((Maybe it's more my perspective >_< I'm thinking about vehicles and other utility skills. Alice's Planes could apply to Cars and other vehicles at +1 maybe, only if she has +3 in that skill? I'm inexperienced. What was going in my mind was the cross-overs for categories grouped in the spoiler; those grouped skills, at +3, give other skills in the same batch, a +1.))
Explosive: Used for rocket launchers, grenades, and other fired or thrown explosives.
Demolitions: Used for planted explosives or landmines.
First Aid: Basic medical skills. Usually requires minimal supplies, but also has limited effect.
Medical Training: Like first aid but needs special gear and has a greater effect.
Car: Used to drive cars, trucks and civilian vehicles
Tank: Used to drive tanks and armored ground vehicles
Plane: Used to fly planes, gliders, autogyros, etc.
Boat: Used for controlling ships, boats and submarines.
Operator: Used to operate machinery, such as Radios, Trains, tractors, and cranes.
Mechanic: Used to repair machinery and vehicles. Usually requires parts.
Traps: Used for making, and avoiding, traps.
Camouflage: Use of various items and techniques to hide yourself or someone/something else. {Probably crosses with a statistic, like Senses. I'm unsure where Senses was even used at all, unless it's for hidden rolls}
Interrogation: Used to get info out of an enemy
Language: Used to speak to others in other languages.
((I get what you're trying to do here, but I don't think it's a good solution. Most plainly, having a +1 in anything is near meaningless; it upgrades successes (4s) to crits (5s). Most of the time those don't have any practical difference.
Perhaps it could be significant if the +1 was in addition to base skill, so +3 in plane with +2 in car and tank means you effectively have +3 in all three skills... but this still doesn't solve the actual issue of specialists having nothing to do when their specialties aren't required, because then that person can't do anything reliably except drive.
A decent solution would be to generalize skills like Plane, making it "driver" or something that affects all vehicles, so that vehicle operators are always useful as long as there's a vehicle (which is still rarer than "scoped rifles" or "camoflage" being useful).

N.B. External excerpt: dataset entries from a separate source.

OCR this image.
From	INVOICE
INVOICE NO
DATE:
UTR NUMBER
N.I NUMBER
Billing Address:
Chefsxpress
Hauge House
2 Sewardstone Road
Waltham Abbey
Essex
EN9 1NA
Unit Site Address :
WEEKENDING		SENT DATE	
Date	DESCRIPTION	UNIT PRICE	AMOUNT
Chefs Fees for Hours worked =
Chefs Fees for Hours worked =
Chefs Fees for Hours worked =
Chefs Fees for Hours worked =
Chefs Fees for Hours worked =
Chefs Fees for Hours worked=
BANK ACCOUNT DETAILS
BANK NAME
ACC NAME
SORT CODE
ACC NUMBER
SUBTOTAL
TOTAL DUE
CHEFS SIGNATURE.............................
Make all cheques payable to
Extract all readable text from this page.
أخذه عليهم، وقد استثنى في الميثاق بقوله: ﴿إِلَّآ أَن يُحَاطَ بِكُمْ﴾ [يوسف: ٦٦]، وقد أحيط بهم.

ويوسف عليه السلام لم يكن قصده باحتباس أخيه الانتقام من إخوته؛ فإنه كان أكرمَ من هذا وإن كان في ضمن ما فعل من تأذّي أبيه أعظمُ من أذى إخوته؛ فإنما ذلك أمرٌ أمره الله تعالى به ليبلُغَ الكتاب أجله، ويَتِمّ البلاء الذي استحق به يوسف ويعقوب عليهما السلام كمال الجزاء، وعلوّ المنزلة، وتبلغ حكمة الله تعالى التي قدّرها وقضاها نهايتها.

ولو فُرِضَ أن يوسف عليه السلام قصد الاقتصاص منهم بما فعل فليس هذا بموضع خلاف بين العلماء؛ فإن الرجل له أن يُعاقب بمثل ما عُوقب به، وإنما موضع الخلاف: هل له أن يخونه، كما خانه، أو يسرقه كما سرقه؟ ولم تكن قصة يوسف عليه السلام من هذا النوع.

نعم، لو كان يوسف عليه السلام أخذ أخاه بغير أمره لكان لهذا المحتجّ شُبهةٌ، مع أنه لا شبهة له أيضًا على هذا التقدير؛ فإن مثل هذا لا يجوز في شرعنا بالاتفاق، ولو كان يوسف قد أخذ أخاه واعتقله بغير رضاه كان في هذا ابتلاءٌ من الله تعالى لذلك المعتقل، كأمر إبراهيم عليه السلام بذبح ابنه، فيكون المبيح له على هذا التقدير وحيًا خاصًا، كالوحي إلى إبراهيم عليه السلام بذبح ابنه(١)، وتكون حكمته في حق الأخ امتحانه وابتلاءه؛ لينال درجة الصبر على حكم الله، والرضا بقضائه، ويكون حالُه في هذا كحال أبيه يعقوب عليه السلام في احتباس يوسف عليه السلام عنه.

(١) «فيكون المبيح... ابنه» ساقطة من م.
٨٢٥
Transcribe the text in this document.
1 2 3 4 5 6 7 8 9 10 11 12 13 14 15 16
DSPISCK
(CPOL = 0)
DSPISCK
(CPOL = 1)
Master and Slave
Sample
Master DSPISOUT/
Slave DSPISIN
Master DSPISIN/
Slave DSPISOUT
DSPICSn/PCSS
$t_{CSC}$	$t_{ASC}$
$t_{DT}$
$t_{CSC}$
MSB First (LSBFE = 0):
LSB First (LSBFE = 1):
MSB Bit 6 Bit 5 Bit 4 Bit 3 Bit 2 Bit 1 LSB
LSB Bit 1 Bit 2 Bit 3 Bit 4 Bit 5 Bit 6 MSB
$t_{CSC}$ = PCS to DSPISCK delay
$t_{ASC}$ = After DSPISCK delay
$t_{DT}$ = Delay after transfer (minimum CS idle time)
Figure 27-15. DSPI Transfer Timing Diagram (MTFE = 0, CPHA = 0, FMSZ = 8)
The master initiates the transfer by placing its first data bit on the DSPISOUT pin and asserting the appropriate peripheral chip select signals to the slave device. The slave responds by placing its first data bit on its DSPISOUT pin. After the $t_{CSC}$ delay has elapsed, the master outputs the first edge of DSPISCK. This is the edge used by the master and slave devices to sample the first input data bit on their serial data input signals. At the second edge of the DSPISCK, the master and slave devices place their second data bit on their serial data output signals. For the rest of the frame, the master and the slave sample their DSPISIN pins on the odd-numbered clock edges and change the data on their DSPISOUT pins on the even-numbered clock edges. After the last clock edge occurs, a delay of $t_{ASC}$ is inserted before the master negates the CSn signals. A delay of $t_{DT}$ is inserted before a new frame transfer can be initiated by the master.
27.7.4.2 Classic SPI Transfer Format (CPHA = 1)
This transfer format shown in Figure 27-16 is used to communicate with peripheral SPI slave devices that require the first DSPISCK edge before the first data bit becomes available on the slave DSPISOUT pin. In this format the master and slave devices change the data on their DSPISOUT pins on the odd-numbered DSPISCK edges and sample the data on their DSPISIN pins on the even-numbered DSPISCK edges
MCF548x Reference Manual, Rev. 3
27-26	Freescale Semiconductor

Other skill groups that might be good to fuse are Languages/Interrogation, and Operator/Mechanic/~maybetraps.
Camoflage also isn't versatile enough, you should be able to roll it for all other skills with a slight penalty. You're tricking the universe into believing you're good at the thing.
...Anyway, this is forgetting that +0 is still RTD, which has ~50% success rate. Even if you have no skills whatsoever, you can still be useful if you're just cautious.))
I feel like that solution would be overcombining and oversimplification, leading to having one or two skillsets be frustratingly overpowered as in DIG (and, of course, ER and OL).
That said, I agree that many specialized skills, especially such as planes, boat, and interrogation, are quite limited in terms of actual gameplay value, mostly due ot the setting. But all those skills
are specializations, and people train heavily in such things before using them in the real world, to the expense of other skills (with the exception of automotives, unless we are talking racers or offroading).
Plane skill is mostly useful either in single player mode, or with a group of other player pilots, or flying the flying fortresses as in that test game we did on r20 last year. Perhaps that was what PW had in mind with the two flying options for this mission?
I think a possible solution would simply be to label certain skills in a separate group as "specializations." You take a spec at the expense of two standard skills, and accept that this character has a niche role - it's what I did with mechanic. (or, conversely, each character gets one "spec" slot for one of those skills, so everyone has a single situational strength, which useless in most other contexts.)
maybe eliminate the operator and automobile skills and allow players with those skills to move their points, if it's that big an issue, but I don't think merging mechanic and traps skill is wise, really, nor adding explosives to that grouping. I've gotten a lot of use out of traps skill and explosives skill, for instance, so each of those skills is of value in it's own right -though hopefully neither are of use on this mission
(actually, traps probably will be, since we are dealing with spies who probably have tripwires and other alarm mechanisms, at the very least).